In the journal Cell Reports, researchers describe two related genes in the Musashi family that are required for colon cancer to develop. The new findings suggest that the Musashi genes, MSI1 and MSI2, act in a path parallel to the Wnt pathway and may be equally important for driving colon cancer. The two genes, which encode RNA-binding proteins, are functionally redundant.
The current work took both proteins into account. Whereas the prior paper found that MSI2 was consistently overexpressed in intestinal cancer tissue, researchers found that MSI1 was more variable, overexpressed in some samples and underexpressed in others, compared to normal tissue. When they bred mice in which they could induce overexpression of MSI1 in the intestine, the cells of the intestine began to divide rapidly and lost their ability to differentiate, just as mice with inducible overexpression of MSI2 had.
They found that inducing MSI1 turned on a similar set of genes as MSI2 overexpression did, including genes related to RNA processing and translation, necessary processes for manufacturing the required components for cancer's rapid cell growth. The analysis also revealed that activating MSI1 caused a set of genes to be expressed that match the effect of losing the function of APC, a tumor suppressor gene that is inactivated in more than 80 percent of cases of human colon cancer.
As they had done with MSI2, the researchers also conducted an experiment that reveals the RNA transcripts to which MSI1 binds, and they found high levels of similarity to the set of transcripts bound by MSI2. Notably, both proteins bind tumor suppressors, such as Pten, which activates cellular metabolism through a protein complex called mTORC1. Further experiments confirmed MSI1 promoted mTORC1 activity.
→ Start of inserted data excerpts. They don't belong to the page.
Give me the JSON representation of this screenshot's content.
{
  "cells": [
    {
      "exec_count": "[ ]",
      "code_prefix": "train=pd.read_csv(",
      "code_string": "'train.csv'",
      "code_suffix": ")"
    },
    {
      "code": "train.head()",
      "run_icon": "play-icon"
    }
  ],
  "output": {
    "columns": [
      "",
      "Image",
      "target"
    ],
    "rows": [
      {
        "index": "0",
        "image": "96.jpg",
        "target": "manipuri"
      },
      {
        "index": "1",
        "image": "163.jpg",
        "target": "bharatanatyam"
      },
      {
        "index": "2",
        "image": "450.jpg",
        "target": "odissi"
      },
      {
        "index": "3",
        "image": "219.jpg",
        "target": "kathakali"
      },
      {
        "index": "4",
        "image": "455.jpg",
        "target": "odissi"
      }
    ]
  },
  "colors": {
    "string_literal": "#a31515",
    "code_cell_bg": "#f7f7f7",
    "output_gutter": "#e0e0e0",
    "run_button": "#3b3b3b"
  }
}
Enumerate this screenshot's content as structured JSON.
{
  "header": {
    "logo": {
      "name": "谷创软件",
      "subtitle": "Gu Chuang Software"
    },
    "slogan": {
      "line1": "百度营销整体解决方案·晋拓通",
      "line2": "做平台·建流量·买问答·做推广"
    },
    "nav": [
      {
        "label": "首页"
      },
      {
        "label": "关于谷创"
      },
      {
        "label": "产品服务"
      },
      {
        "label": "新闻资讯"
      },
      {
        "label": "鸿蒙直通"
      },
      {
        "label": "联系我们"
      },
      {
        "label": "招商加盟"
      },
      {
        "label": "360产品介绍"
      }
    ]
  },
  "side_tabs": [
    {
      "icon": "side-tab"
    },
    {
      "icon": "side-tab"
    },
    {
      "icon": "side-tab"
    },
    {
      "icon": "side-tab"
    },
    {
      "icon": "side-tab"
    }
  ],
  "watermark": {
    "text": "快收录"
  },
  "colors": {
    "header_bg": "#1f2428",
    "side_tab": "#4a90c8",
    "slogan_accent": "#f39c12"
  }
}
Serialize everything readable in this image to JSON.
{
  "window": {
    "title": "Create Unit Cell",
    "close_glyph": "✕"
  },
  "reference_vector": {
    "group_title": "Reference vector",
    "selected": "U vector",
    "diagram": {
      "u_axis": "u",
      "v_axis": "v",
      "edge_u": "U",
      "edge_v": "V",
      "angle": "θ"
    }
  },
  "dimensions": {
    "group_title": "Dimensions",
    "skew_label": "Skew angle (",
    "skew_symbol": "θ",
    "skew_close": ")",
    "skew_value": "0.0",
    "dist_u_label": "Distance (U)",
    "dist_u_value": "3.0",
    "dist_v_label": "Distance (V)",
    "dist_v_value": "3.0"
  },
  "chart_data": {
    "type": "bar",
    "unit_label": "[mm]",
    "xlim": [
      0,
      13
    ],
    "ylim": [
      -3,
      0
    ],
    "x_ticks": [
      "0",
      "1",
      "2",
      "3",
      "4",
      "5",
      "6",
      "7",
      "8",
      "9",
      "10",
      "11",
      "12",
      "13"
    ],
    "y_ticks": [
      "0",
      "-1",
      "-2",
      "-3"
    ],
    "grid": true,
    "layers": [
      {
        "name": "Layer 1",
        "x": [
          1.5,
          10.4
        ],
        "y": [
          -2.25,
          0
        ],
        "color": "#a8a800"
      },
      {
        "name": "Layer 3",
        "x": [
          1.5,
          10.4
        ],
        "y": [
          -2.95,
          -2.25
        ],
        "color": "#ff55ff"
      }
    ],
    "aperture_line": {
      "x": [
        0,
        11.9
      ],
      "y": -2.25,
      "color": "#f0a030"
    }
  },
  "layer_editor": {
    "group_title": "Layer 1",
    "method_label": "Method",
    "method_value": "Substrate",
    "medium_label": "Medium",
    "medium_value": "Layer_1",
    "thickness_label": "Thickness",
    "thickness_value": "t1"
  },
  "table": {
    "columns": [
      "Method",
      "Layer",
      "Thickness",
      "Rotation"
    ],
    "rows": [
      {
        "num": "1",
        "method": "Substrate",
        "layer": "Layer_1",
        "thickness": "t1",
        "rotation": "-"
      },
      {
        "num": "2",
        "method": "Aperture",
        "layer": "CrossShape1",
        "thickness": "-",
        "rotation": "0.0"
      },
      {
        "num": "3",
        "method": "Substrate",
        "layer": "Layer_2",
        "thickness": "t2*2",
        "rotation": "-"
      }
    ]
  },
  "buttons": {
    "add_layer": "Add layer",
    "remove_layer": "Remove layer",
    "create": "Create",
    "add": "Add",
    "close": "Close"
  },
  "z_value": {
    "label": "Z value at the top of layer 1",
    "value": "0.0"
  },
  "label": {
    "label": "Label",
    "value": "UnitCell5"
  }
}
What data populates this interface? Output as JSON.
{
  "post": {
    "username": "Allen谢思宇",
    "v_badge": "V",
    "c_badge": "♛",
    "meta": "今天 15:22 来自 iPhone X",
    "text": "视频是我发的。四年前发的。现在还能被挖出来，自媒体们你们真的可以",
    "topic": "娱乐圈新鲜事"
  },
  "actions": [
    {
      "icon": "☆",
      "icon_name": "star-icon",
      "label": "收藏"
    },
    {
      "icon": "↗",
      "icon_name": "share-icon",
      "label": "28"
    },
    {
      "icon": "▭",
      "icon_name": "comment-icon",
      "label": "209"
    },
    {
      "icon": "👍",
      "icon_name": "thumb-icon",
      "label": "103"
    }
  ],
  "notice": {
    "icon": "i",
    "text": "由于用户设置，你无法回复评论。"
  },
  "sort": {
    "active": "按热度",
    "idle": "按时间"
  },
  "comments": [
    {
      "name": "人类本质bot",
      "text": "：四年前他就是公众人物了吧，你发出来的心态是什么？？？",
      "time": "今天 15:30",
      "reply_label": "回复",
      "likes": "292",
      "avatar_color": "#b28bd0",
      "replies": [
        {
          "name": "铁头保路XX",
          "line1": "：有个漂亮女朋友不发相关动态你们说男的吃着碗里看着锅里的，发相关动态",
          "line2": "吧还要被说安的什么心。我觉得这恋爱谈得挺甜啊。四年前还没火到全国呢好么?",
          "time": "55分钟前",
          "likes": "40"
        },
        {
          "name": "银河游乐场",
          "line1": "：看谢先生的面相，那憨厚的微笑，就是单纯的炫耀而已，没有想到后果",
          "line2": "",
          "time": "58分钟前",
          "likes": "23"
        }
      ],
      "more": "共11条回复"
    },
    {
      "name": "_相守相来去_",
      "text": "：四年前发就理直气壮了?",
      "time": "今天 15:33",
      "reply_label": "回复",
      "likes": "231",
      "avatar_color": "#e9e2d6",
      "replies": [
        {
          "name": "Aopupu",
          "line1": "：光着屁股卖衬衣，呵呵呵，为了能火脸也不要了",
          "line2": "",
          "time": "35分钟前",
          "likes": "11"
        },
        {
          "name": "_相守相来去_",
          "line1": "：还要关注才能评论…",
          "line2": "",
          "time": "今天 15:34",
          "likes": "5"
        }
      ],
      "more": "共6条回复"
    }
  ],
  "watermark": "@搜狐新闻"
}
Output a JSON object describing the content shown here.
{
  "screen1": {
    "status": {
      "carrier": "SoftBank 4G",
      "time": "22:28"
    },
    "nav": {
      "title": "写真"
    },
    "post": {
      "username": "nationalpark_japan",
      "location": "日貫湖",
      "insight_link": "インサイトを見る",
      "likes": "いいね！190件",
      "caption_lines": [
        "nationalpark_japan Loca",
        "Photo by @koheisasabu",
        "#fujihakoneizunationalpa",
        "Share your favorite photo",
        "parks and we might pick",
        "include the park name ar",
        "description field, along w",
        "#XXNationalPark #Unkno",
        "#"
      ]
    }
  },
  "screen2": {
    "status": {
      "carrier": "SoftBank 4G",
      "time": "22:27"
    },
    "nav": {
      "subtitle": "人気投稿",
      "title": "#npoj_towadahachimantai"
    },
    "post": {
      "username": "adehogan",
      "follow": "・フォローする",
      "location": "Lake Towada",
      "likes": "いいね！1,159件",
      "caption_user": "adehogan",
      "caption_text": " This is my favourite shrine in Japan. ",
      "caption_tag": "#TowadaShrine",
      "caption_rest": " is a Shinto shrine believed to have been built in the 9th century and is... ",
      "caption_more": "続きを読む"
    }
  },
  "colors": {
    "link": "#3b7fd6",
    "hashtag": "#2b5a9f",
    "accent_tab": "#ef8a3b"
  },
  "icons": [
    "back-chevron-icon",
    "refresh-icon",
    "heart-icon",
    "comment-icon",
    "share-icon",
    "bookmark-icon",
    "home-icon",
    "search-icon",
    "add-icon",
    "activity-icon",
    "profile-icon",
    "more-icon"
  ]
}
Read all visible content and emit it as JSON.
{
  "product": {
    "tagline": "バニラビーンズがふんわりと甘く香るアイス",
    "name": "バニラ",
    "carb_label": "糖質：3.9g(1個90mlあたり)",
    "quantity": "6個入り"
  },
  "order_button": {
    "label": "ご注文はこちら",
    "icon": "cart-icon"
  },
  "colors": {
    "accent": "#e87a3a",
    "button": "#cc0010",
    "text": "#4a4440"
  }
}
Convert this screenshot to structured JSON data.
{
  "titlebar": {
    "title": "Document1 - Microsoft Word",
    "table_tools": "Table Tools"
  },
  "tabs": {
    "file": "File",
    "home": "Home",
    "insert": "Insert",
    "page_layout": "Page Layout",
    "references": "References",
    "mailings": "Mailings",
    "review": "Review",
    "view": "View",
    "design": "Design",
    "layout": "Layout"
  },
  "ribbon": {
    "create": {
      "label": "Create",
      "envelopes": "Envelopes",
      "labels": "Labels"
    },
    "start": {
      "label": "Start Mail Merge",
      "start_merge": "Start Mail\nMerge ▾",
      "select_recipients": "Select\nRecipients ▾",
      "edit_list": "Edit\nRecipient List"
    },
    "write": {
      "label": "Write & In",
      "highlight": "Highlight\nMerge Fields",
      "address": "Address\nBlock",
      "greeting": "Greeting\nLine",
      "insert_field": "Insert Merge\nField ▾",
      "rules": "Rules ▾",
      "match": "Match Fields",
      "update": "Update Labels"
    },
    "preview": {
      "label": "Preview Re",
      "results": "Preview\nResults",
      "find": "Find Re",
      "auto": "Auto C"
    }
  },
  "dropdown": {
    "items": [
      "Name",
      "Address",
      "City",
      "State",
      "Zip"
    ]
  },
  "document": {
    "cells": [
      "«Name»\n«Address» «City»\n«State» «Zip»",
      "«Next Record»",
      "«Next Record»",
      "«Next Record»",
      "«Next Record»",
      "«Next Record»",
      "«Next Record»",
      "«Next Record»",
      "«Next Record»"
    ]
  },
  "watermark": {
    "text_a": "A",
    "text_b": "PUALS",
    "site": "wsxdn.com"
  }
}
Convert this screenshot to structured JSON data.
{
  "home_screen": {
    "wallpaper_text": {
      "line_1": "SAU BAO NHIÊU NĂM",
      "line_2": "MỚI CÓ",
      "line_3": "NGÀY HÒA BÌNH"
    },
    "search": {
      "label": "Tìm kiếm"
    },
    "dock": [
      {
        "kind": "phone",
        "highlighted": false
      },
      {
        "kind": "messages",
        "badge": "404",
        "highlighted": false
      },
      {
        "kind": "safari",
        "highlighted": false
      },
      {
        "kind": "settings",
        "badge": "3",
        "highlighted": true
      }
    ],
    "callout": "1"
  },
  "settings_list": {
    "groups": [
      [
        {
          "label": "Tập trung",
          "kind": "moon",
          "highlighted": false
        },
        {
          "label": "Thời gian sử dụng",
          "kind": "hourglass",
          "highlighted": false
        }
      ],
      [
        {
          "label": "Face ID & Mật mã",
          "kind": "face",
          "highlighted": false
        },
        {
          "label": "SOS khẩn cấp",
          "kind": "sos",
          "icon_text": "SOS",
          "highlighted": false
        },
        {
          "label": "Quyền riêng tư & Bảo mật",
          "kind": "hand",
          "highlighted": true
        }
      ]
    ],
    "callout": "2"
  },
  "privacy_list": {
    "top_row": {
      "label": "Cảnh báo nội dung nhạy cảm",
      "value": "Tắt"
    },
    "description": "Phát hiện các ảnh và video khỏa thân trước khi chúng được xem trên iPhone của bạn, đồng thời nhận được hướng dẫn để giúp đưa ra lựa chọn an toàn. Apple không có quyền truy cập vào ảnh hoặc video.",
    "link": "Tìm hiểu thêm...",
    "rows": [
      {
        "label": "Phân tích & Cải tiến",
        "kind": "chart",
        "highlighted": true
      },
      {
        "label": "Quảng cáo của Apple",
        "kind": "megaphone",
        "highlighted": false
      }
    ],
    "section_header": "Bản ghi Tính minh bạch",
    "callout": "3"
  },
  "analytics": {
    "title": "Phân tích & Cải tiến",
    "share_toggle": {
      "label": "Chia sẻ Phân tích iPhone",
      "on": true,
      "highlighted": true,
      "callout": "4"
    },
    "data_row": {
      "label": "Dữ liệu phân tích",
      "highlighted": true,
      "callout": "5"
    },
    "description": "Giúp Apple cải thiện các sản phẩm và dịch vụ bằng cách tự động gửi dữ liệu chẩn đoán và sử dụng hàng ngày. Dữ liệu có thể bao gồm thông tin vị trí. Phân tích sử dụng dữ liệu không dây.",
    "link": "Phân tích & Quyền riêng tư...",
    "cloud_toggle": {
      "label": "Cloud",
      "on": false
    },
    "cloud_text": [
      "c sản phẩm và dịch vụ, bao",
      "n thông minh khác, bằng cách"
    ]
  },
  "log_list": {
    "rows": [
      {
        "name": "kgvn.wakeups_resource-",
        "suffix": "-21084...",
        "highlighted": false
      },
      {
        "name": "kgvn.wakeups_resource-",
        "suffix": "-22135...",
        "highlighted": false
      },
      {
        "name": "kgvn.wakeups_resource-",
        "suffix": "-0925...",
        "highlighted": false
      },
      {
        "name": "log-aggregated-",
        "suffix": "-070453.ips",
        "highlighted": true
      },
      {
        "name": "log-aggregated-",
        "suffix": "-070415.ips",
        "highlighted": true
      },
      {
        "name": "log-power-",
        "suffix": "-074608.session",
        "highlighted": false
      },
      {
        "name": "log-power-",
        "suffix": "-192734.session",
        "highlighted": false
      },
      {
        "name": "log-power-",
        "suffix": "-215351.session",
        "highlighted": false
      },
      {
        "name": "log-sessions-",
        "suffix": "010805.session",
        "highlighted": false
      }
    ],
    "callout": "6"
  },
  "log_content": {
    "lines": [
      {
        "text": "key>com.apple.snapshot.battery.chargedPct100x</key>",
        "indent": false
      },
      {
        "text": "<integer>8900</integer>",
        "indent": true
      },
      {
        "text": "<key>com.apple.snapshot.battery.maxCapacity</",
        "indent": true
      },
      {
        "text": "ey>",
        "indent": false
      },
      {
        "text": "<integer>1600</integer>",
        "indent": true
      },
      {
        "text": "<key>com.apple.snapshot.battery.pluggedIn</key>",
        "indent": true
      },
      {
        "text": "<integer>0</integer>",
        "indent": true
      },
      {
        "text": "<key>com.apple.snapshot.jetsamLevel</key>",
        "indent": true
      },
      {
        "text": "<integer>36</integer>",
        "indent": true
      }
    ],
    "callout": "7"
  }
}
To confirm whether both MSI1 and MSI2 are necessary for tumor formation, the researchers inhibited one or the other or both in several human colorectal cancer cell lines. Whereas inhibiting only MSI1 blocked growth of some cell lines but not others, inhibiting both MSI1 and MSI2 together effectively blocked cell growth in all of them.
Adding an inhibitor of Beta-catenin, the downstream mediator of the Wnt pathway, synergized with MSI inhibition to completely block tumor cell growth.
The research team performed a similar experiment in vivo, developing mice that had only one copy of APC, and were thus at a heightened risk of developing colorectal tumors, and could be induced to either lack MSI1, MSI2 or both in their intestinal tissue. While knocking out one or the other MSI proteins didn't affect tumor formation, knocking out both genes markedly reduced the tumors in these mice.
Performing the same experiments in mice that develop an inflammation-induced form of colorectal cancer that more closely resembles the human disease, the team again found Msi loss was completely protective against tumor formation.